Cinéma

Du moralisme au combat éthique

Paysagiste
 

La sortie du dernier film de Ridley Scott, Tout l’argent du monde, dans lequel l’acteur Kevin Spacey a été numériquement effacé et remplacé par Christopher Plummer suite à des plaintes pour attouchements sur mineurs, jette une lumière nouvelle sur la machine hollywoodienne et ses capacités d’amendement. On gomme l’effigie du criminel et cela suffit à en éponger la faute, on barre son nom pour absoudre les collatéraux. Cette réécriture effarouchée, ce révisionnisme doivent-ils être considérés comme anodins ? Si les distributeurs de ce film se sentent si concernés par les agissements d’un de leurs protégés, qu’ils en annulent la sortie ! S’ils s’en moquent, par pitié, qu’ils nous épargnent les tartufferies !

Cette accusation fait écho à l’affaire Weinstein, sorte de catalyseur, et à toutes les révélations analogues qui ont émaillé l’actualité dernièrement. Qu’un gras producteur se croyant à l’abri de toute justice immanente tombe dans l’opprobre unanime, je n’ai rien à y redire et même j’applaudis.
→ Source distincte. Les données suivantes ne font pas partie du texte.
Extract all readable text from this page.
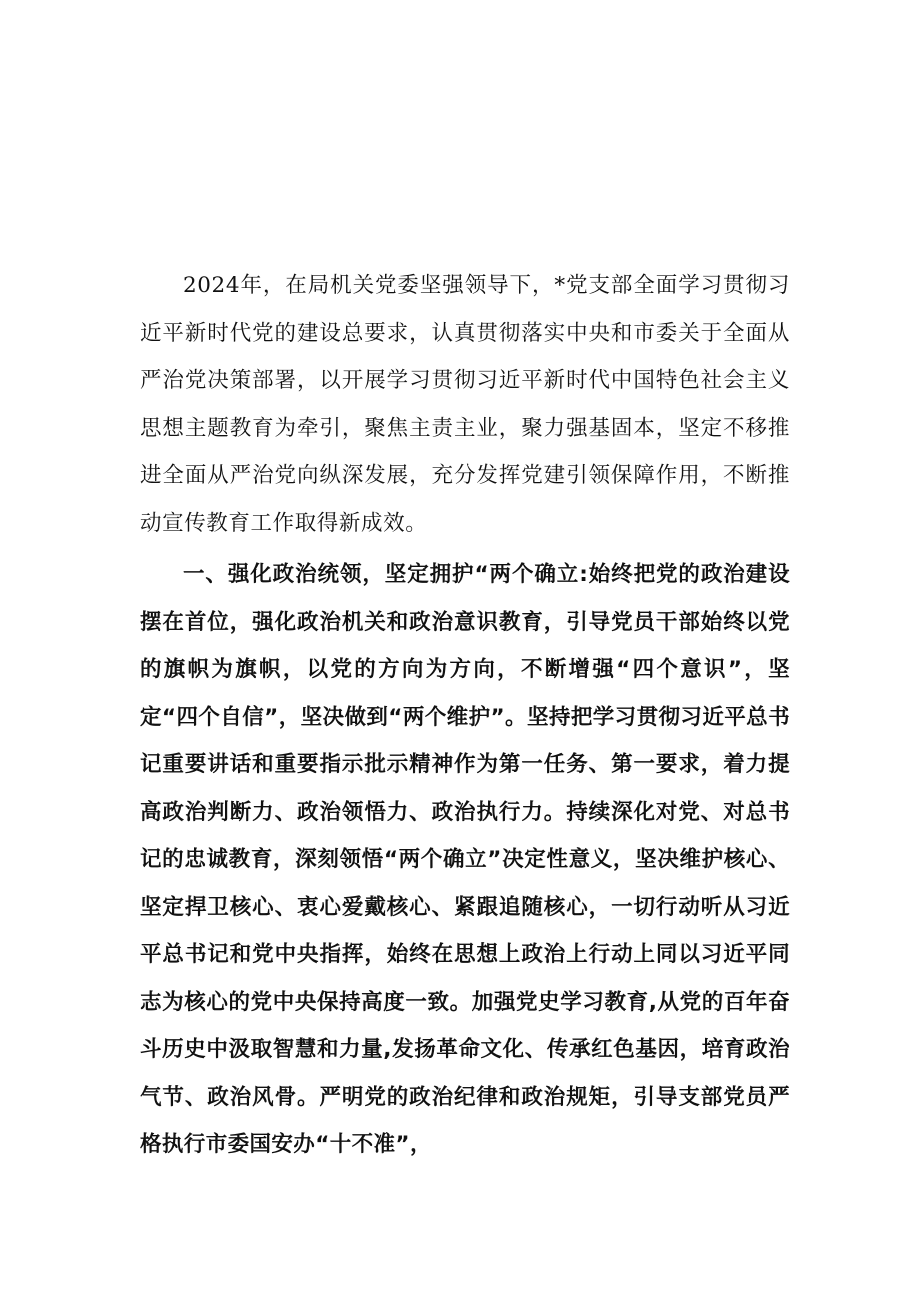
2024年，在局机关党委坚强领导下，*党支部全面学习贯彻习近平新时代党的建设总要求，认真贯彻落实中央和市委关于全面从严治党决策部署，以开展学习贯彻习近平新时代中国特色社会主义思想主题教育为牵引，聚焦主责主业，聚力强基固本，坚定不移推进全面从严治党向纵深发展，充分发挥党建引领保障作用，不断推动宣传教育工作取得新成效。

一、强化政治统领，坚定拥护“两个确立:始终把党的政治建设摆在首位，强化政治机关和政治意识教育，引导党员干部始终以党的旗帜为旗帜，以党的方向为方向，不断增强“四个意识”，坚定“四个自信”，坚决做到“两个维护”。坚持把学习贯彻习近平总书记重要讲话和重要指示批示精神作为第一任务、第一要求，着力提高政治判断力、政治领悟力、政治执行力。持续深化对党、对总书记的忠诚教育，深刻领悟“两个确立”决定性意义，坚决维护核心、坚定捍卫核心、衷心爱戴核心、紧跟追随核心，一切行动听从习近平总书记和党中央指挥，始终在思想上政治上行动上同以习近平同志为核心的党中央保持高度一致。加强党史学习教育,从党的百年奋斗历史中汲取智慧和力量,发扬革命文化、传承红色基因，培育政治气节、政治风骨。严明党的政治纪律和政治规矩，引导支部党员严格执行市委国安办“十不准”，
Reste que lorsque les féministes instrumentalisent un fait divers répugnant pour en faire un outil de leur argumentaire, on est en droit de trouver cela déplacé, sans même parler des victimes collatérales qui peuvent résulter de telles salves aveugles, lors de tels tirs de barrage. C’est un peu le pendant charnel de l’affaire Fillon et l’effet domino qui l’avait suivie. Au nom d’un ordre moral que les mêmes vilipendent en d’autres lieux à d’autres occasions, une furie inquisitrice s’est emparée des réseaux sociaux et les noms lapidaires de porcs (ou pire) ont fleuri sur la Toile.
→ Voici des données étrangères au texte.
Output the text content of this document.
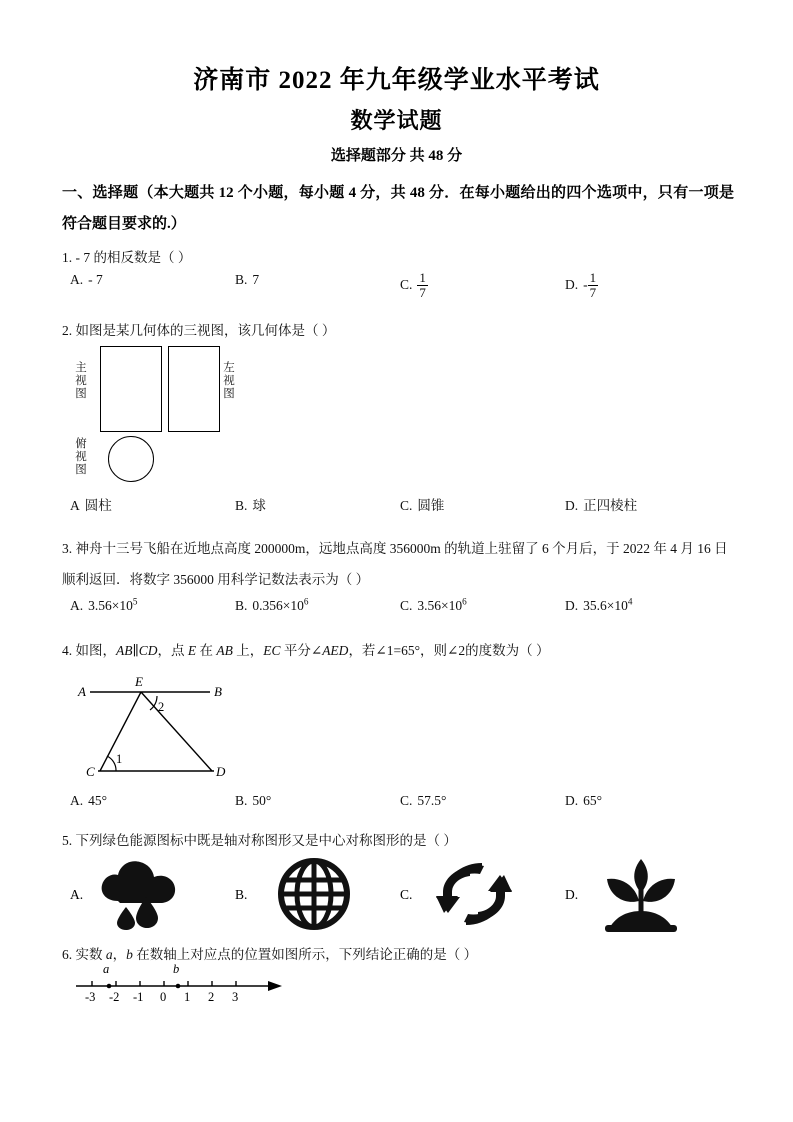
济南市 2022 年九年级学业水平考试
数学试题
选择题部分 共 48 分
一、选择题（本大题共 12 个小题，每小题 4 分，共 48 分．在每小题给出的四个选项中，只有一项是符合题目要求的.）
1. - 7 的相反数是（ ）
A. - 7	B. 7	C. $\frac{1}{7}$	D. - $\frac{1}{7}$
2. 如图是某几何体的三视图，该几何体是（ ）
主视图
左视图
俯视图
A 圆柱	B. 球	C. 圆锥	D. 正四棱柱
3. 神舟十三号飞船在近地点高度 200000m，远地点高度 356000m 的轨道上驻留了 6 个月后，于 2022 年 4 月 16 日顺利返回．将数字 356000 用科学记数法表示为（ ）
A. $3.56\times 10^5$	B. $0.356\times 10^6$	C. $3.56\times 10^6$	D. $35.6\times 10^4$
4. 如图，AB∥CD，点 E 在 AB 上，EC 平分∠AED，若∠1=65°，则∠2的度数为（ ）
A	B
E
C	D
2
1
A. 45°	B. 50°	C. 57.5°	D. 65°
5. 下列绿色能源图标中既是轴对称图形又是中心对称图形的是（ ）
A.	B.	C.	D.
6. 实数 a，b 在数轴上对应点的位置如图所示，下列结论正确的是（ ）
a	b
-3 -2 -1 0 1 2 3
Les prêches de bon ton sont de rigueur mais personne n’aurait l’honnêteté d’admettre que ce combat est celui que mènent depuis toujours les « fachos », les « réacs », celui pour le retour à des valeurs traditionnelles fortes, chevaleresques, patriarcales, qui n’encouragent pas les êtres à se vendre pour de la gloire ou à être prêts à n’importe quelle compromission pour parvenir. Tous les combats éthiques devraient être le prétexte de rapprochements, de consolidation de nos forces actives, non de stigmatisations et de fragmentations. Les scissions qui se font d’un bord à l’autre, entre sexes, entre classes, entre nationalités n’ont jamais étés aussi claires ; ce ne sont plus de simples scissions mais des failles sismiques, maintenant !

Quant à nous, ce qui nous importe, c’est de remettre à tout propos l’éthique sur le devant de la scène, car l’éthique véritable doit remplacer le moralisme multi-usage, et de proclamer la primauté des questions spirituelles si l’on veut distinguer quelque chose dans ce qui n’est que des effets prévisibles et affreusement logiques de l’affaissement de notre société.